Elsewhere, the politics and dynamics of small-town America come to the fore. And that means people gossiping in a claustrophobic , everyone-knows-each-other kind of way. The waitress in the town’s diner spies Amantha with lawyer John and tells the Senator, who she happens to be boffing on a regular basis.
There’s a touching scene when Ted Jr’s wife, the heavily religious Tawny, talks to Daniel quietly at a family cook-out. She asks Daniel what his favourite season is (mainly because she can’t think of much else to discuss), but Daniel found it diffilcut to answer – when he was inside the seasons were shut out by thick walls, which had even thicker walls around them. “What was real to you Daniel?” she asks him. “The time in between the seconds,” he answers.
Rectify is full of these little, sparkling moments, which are so beautifully written it makes your heart melt. The drama drifts like a breeze through the trees, and the characters’ interactions are subtle but incredibly loaded. Ted Jr wants Daniel nowhere near the business he’s built up, and Daniel knows it. Tawney is sympathetic to Daniel, which will no doubt cause more ruptions between the two in the coming episodes.

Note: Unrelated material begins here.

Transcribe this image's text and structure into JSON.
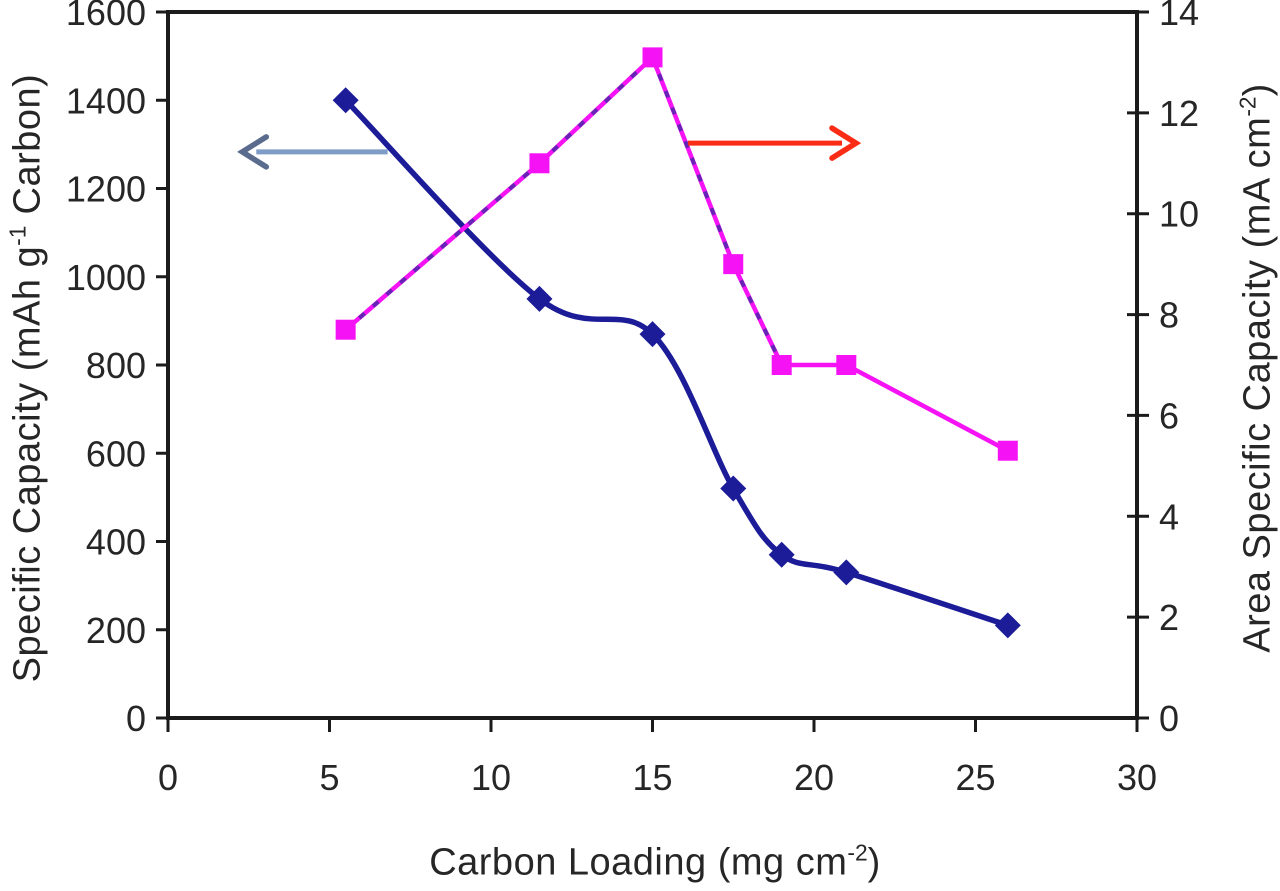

The end scenes of the episode are all about sex (while this track is playing in background). In fact the whole episode was all about sex – from Ted’s description of his sexual abuse in prison and the Senator’s afternoon trysts to Ted Jr’s heavy use of sexual politics to embarrass and exploit his wife Tawnee. When Ted Jr and Tawnee do have sex she is unresponsive. Her mind is elsewhere. Daniel, though, whose only exposure to sex during his time on death row was rape, received a porno mag from Ted Jr as a ‘coming home’ present. Once again, you got the sense Ted Jr was playing mind games. What sex meant to Daniel before the rape and murder of his 16-year-old girlfriend Hannah no one yet knows. Perhaps Ted Jr, by giving Daniel a jazz rag (which Daniel tentatively makes use of) hopes that these sexual images may ignite the beast again, setting Daniel down another path of no return. We’ll just have to wait and see.
One thing is certain – Rectify is quality, adult and, more importantly, human drama. Well worth your time.